US climber Carlo Traversi has made the long-awaited first repeat of Beth Rodden's Meltdown 5.14c/8c+ at the Upper Cascade Falls, Yosemite Valley. Rodden made the first ascent in 2008 and the line was both the hardest single pitch trad climb in the USA and the hardest trad climb established by a woman at the time (and to our knowledge, remains so).
Although Meltdown is not a dangerous trad line, the gear is small, fiddly and very blind. The route was a discarded Ron Kauk project, which follows a thin seam that even the smallest of fingers struggle to make use of. As a result, the climb largely consists of strenuous laybacking moves on poor footholds and has seen off numerous attempts by capable crack climbers over the years, including Tom Randall, Pete Whittaker and Tommy Caldwell.
Traversi first attempted the route in 2013 but 'got completely shut down' by the technical moves on glassy footholds. In 2015 he managed to top-rope the line cleanly, but poor weather in the following two years hampered attempts. A dry Autumn and current cooler temperatures aligned this month to enable an ascent. Traversi climbed the route on his 3rd attempt of the day, placing all gear on lead to match Rodden's style of ascent in 2008.

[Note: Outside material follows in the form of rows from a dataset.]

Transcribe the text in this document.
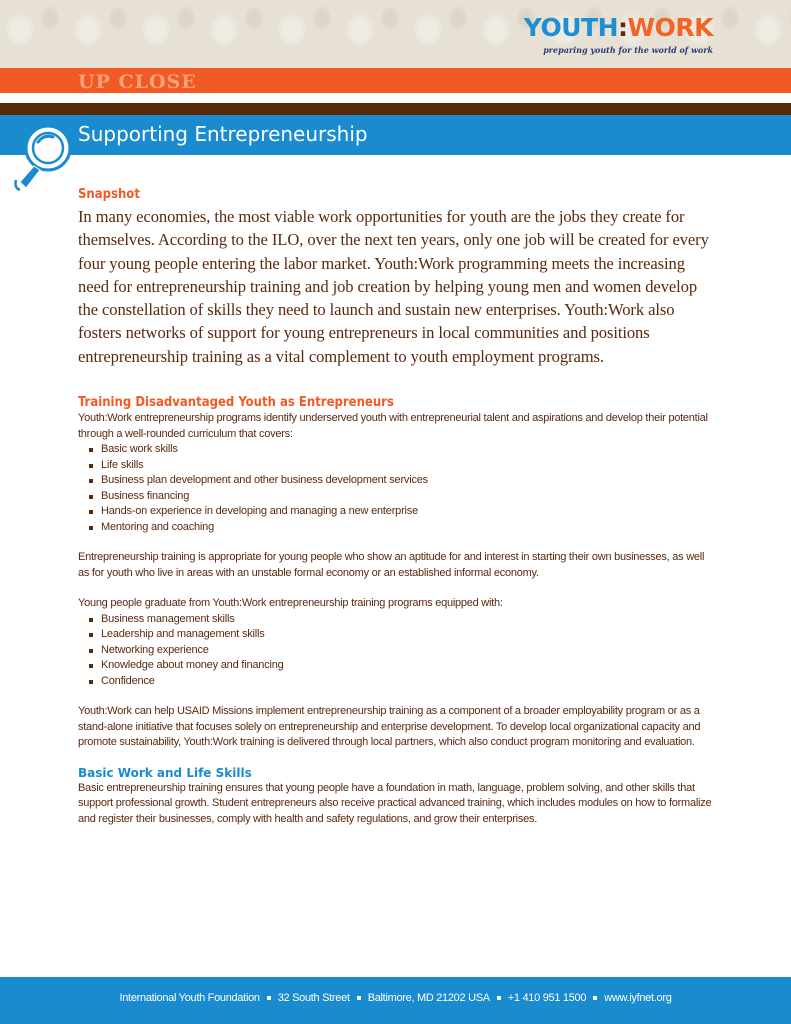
YOUTH:WORK
preparing youth for the world of work
UP CLOSE
Supporting Entrepreneurship
Snapshot

In many economies, the most viable work opportunities for youth are the jobs they create for themselves. According to the ILO, over the next ten years, only one job will be created for every four young people entering the labor market. Youth:Work programming meets the increasing need for entrepreneurship training and job creation by helping young men and women develop the constellation of skills they need to launch and sustain new enterprises. Youth:Work also fosters networks of support for young entrepreneurs in local communities and positions entrepreneurship training as a vital complement to youth employment programs.

Training Disadvantaged Youth as Entrepreneurs

Youth:Work entrepreneurship programs identify underserved youth with entrepreneurial talent and aspirations and develop their potential through a well-rounded curriculum that covers:

Basic work skills
Life skills
Business plan development and other business development services
Business financing
Hands-on experience in developing and managing a new enterprise
Mentoring and coaching

Entrepreneurship training is appropriate for young people who show an aptitude for and interest in starting their own businesses, as well as for youth who live in areas with an unstable formal economy or an established informal economy.

Young people graduate from Youth:Work entrepreneurship training programs equipped with:

Business management skills
Leadership and management skills
Networking experience
Knowledge about money and financing
Confidence

Youth:Work can help USAID Missions implement entrepreneurship training as a component of a broader employability program or as a stand-alone initiative that focuses solely on entrepreneurship and enterprise development. To develop local organizational capacity and promote sustainability, Youth:Work training is delivered through local partners, which also conduct program monitoring and evaluation.

Basic Work and Life Skills

Basic entrepreneurship training ensures that young people have a foundation in math, language, problem solving, and other skills that support professional growth. Student entrepreneurs also receive practical advanced training, which includes modules on how to formalize and register their businesses, comply with health and safety regulations, and grow their enterprises.

International Youth Foundation 32 South Street Baltimore, MD 21202 USA +1 410 951 1500 www.iyfnet.org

Commenting on Instagram, Traversi praised 'the vision, tenacity, and incredible climbing ability that brought this route to life over 10 years ago.' He added: 'The First Ascent of this route is a benchmark in the history of climbing and is one of the most impressive achievements I can think of in the last few decades.'
Earlier this year, another contender for the world's hardest single pitch trad climb, Nico Favresse's 2013 route Recovery Drink 5.14+ at Jøssingfjord in Norway, received its first repeat by Daniel Jung.